Information for Parents
Common Sense Media says Iffy for 7+
Muppetry coaxes campy '90s hit out of its shell.
What Parents Need to Know
Parents need to know that the once-criticized violence in this Turtle soup is mainly martial arts slapstick comedy -- as long as it's the Ninja Turtles embroiled in the combat. When it's humans clubbing or threatening one another, there's a sense of menace (especially when the perpetrators are predator gangs of feral boys). The Foot Clan here is a Hollywood glorification of a street gang, with a secret headquarters filled with adolescent attractions like skateboarding, games, music, girls, cigarettes, and fellowship. Even though it's supposed to be a big lie, the imagery is still like a recruiting poster.

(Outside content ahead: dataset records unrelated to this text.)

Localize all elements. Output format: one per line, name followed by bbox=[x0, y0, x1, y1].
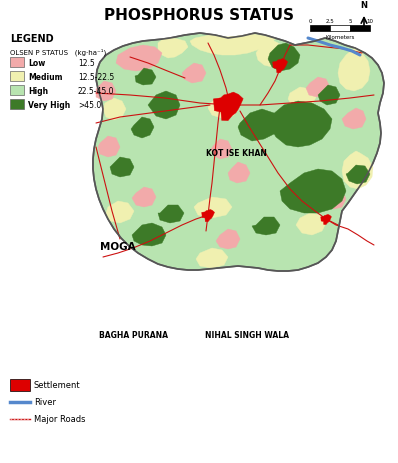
Text: Major Roads: Major Roads bbox=[34, 414, 86, 424]
Polygon shape bbox=[116, 46, 162, 72]
Bar bbox=[10, 100, 24, 110]
Bar bbox=[310, 26, 330, 32]
Polygon shape bbox=[306, 78, 330, 98]
Polygon shape bbox=[256, 40, 290, 68]
Polygon shape bbox=[213, 93, 243, 121]
Polygon shape bbox=[338, 49, 370, 92]
Polygon shape bbox=[182, 64, 206, 84]
Polygon shape bbox=[321, 215, 332, 225]
Polygon shape bbox=[131, 118, 154, 139]
Text: High: High bbox=[28, 86, 48, 95]
Polygon shape bbox=[196, 249, 228, 269]
Text: N: N bbox=[361, 1, 367, 10]
Text: BAGHA PURANA: BAGHA PURANA bbox=[99, 330, 168, 339]
Polygon shape bbox=[280, 169, 346, 213]
Text: Very High: Very High bbox=[28, 100, 70, 109]
Polygon shape bbox=[190, 35, 275, 56]
Polygon shape bbox=[106, 201, 134, 224]
Polygon shape bbox=[110, 158, 134, 178]
Polygon shape bbox=[216, 230, 240, 250]
Polygon shape bbox=[318, 86, 340, 106]
Polygon shape bbox=[93, 34, 384, 271]
Text: 2.5: 2.5 bbox=[326, 19, 334, 24]
Polygon shape bbox=[202, 210, 215, 222]
Polygon shape bbox=[342, 152, 373, 189]
Text: >45.0: >45.0 bbox=[78, 100, 101, 109]
Polygon shape bbox=[135, 69, 156, 86]
Polygon shape bbox=[238, 110, 280, 142]
Text: KOT ISE KHAN: KOT ISE KHAN bbox=[207, 148, 267, 157]
Polygon shape bbox=[96, 82, 116, 102]
Polygon shape bbox=[98, 137, 120, 158]
Polygon shape bbox=[252, 218, 280, 236]
Polygon shape bbox=[158, 39, 188, 59]
Text: Settlement: Settlement bbox=[34, 381, 81, 390]
Text: 0: 0 bbox=[308, 19, 312, 24]
Bar bbox=[10, 72, 24, 82]
Text: OLSEN P STATUS   (kg·ha⁻¹): OLSEN P STATUS (kg·ha⁻¹) bbox=[10, 48, 106, 56]
Polygon shape bbox=[288, 88, 316, 110]
Text: 12.5: 12.5 bbox=[78, 58, 95, 67]
Bar bbox=[10, 58, 24, 68]
Polygon shape bbox=[346, 166, 370, 185]
Text: Low: Low bbox=[28, 58, 45, 67]
Polygon shape bbox=[228, 163, 250, 184]
Text: Kilometers: Kilometers bbox=[325, 35, 355, 40]
Polygon shape bbox=[270, 102, 332, 148]
Text: 22.5-45.0: 22.5-45.0 bbox=[78, 86, 115, 95]
Polygon shape bbox=[103, 99, 126, 121]
Text: River: River bbox=[34, 398, 56, 407]
Text: 10: 10 bbox=[367, 19, 373, 24]
Polygon shape bbox=[342, 109, 366, 130]
Text: PHOSPHORUS STATUS: PHOSPHORUS STATUS bbox=[104, 8, 294, 24]
Bar bbox=[10, 379, 30, 391]
Text: Medium: Medium bbox=[28, 72, 62, 81]
Polygon shape bbox=[148, 92, 180, 120]
Polygon shape bbox=[194, 198, 232, 219]
Polygon shape bbox=[268, 44, 300, 72]
Polygon shape bbox=[324, 191, 346, 210]
Polygon shape bbox=[132, 188, 156, 207]
Polygon shape bbox=[296, 213, 326, 236]
Text: 5: 5 bbox=[348, 19, 352, 24]
Polygon shape bbox=[132, 224, 166, 246]
Bar bbox=[10, 86, 24, 96]
Polygon shape bbox=[211, 140, 232, 160]
Bar bbox=[350, 26, 370, 32]
Text: NIHAL SINGH WALA: NIHAL SINGH WALA bbox=[205, 330, 289, 339]
Polygon shape bbox=[208, 98, 238, 120]
Text: 12.5-22.5: 12.5-22.5 bbox=[78, 72, 114, 81]
Polygon shape bbox=[158, 206, 184, 224]
Text: LEGEND: LEGEND bbox=[10, 34, 54, 44]
Bar bbox=[330, 26, 350, 32]
Text: MOGA: MOGA bbox=[100, 241, 135, 251]
Polygon shape bbox=[273, 59, 288, 74]
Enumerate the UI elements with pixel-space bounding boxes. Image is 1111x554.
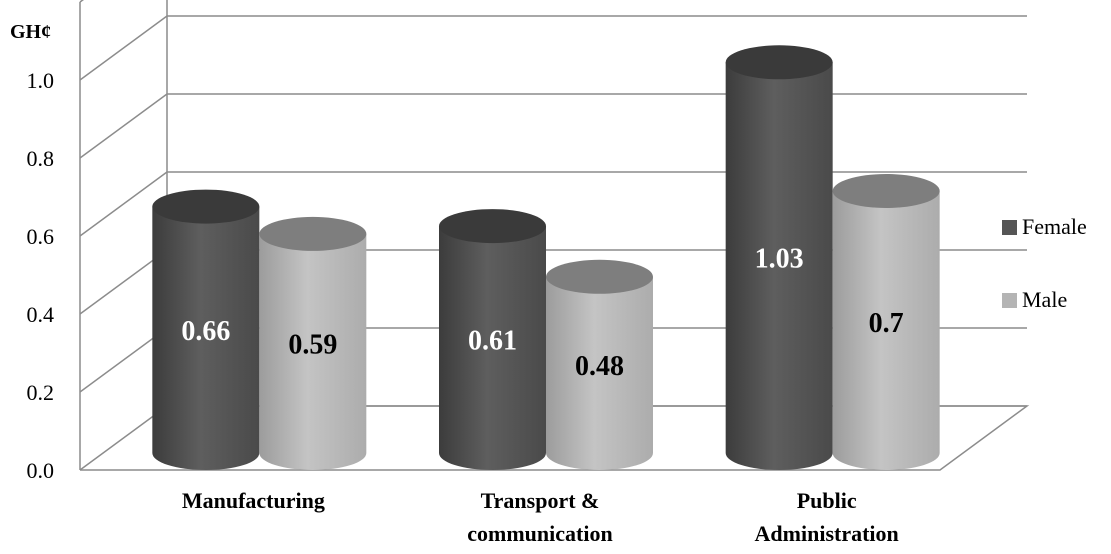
- category-label: Administration: [755, 521, 899, 546]
- data-label: 0.59: [288, 329, 337, 360]
- bar-body: [439, 226, 546, 470]
- legend-swatch: [1002, 220, 1017, 235]
- bar-female-0: 0.66: [152, 189, 260, 470]
- side-wall-line: [79, 0, 84, 3]
- bar-body: [832, 191, 940, 470]
- x-axis: Manufacturing Transport & communication Pub…: [182, 488, 899, 546]
- legend-label: Male: [1022, 287, 1067, 312]
- bar-top: [725, 45, 833, 80]
- y-axis-unit-label: GH¢: [10, 21, 51, 43]
- side-wall-line: [79, 15, 168, 81]
- category-label: Manufacturing: [182, 488, 325, 513]
- bar-top: [439, 209, 546, 244]
- data-label: 0.66: [181, 316, 230, 347]
- y-tick-label: 0.8: [27, 146, 55, 171]
- bar-body: [546, 276, 653, 470]
- y-tick-label: 0.0: [27, 458, 55, 483]
- data-label: 1.03: [755, 244, 804, 275]
- bar-female-1: 0.61: [439, 209, 546, 470]
- y-tick-label: 0.4: [27, 302, 55, 327]
- bar-body: [725, 62, 833, 471]
- y-tick-label: 1.0: [27, 68, 55, 93]
- legend: Female Male: [1002, 214, 1087, 312]
- data-label: 0.61: [468, 326, 517, 357]
- category-label: communication: [467, 521, 612, 546]
- bar-body: [152, 206, 260, 470]
- y-axis: 0.0 0.2 0.4 0.6 0.8 1.0 GH¢: [10, 21, 54, 483]
- bar-series: 0.66 0.61 1.03 0.59 0.48 0.7: [152, 45, 940, 471]
- bar-top: [546, 259, 653, 294]
- bar-top: [832, 174, 940, 208]
- legend-label: Female: [1022, 214, 1087, 239]
- data-label: 0.7: [869, 308, 904, 339]
- bar-male-1: 0.48: [546, 259, 653, 470]
- bar-female-2: 1.03: [725, 45, 833, 471]
- legend-swatch: [1002, 293, 1017, 308]
- bar-body: [259, 233, 367, 470]
- side-wall-line: [79, 171, 168, 237]
- bar-male-0: 0.59: [259, 216, 367, 470]
- bar-male-2: 0.7: [832, 174, 940, 470]
- category-label: Transport &: [481, 488, 600, 513]
- y-tick-label: 0.6: [27, 224, 55, 249]
- y-tick-label: 0.2: [27, 380, 55, 405]
- bar-top: [152, 189, 260, 224]
- side-wall-line: [79, 93, 168, 159]
- bar-top: [259, 216, 367, 251]
- data-label: 0.48: [575, 351, 624, 382]
- category-label: Public: [797, 488, 857, 513]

- Families can talk about the armies of "rejected" kids who flocked to join the outlaw Foot Clan. Why would they want to join a gang? It's possible to even use the Turtles as a jumping-off point to teach about Renaissance artists (Donatello, Leonardo, etc.) -- a reminder, like The Da Vinci Code, that the Renaissance is constantly popping up in pop culture. Why do you think that is?
The good stuff
Positive messages: While the hot-headed Raphael has problems with discipline and anger management, he's still principled, heroic, and brave. Splinter the Rat is an especially wise mentor-figure, more so than many human counterparts. Fighting solves all problems here, of course.
What to watch for
Violence and scariness: Abundant martial arts fighting that's sometime comical and slapstick (usually when it's Turtle-vs.-villains), sometimes bone-crunching and brutal (when its human-on-human). Two dead bodies seen as the result of barely offscreen karate killings. Human characters threatened with baseball bats, swords, and clubs. One character crushed in a trash compactor. Heroes knocked out and comatose, but no blood.
Sex: A brief glimpse of underaged girls in sexy streetwear.
Language: "Damn" is as bad as it gets.
Consumerism: Plugs for Domino's pizza, other movies, and TV shows (how many young viewers will get the reference to Moonlighting, though?). Of course, the Ninja Turtles were an industry in themselves, with toys, games, comics, T-shirts, practically everything that could and was sold to kids.
Drinking, drugs and smoking: Recreational drinking and smoking in a lawless kids' club.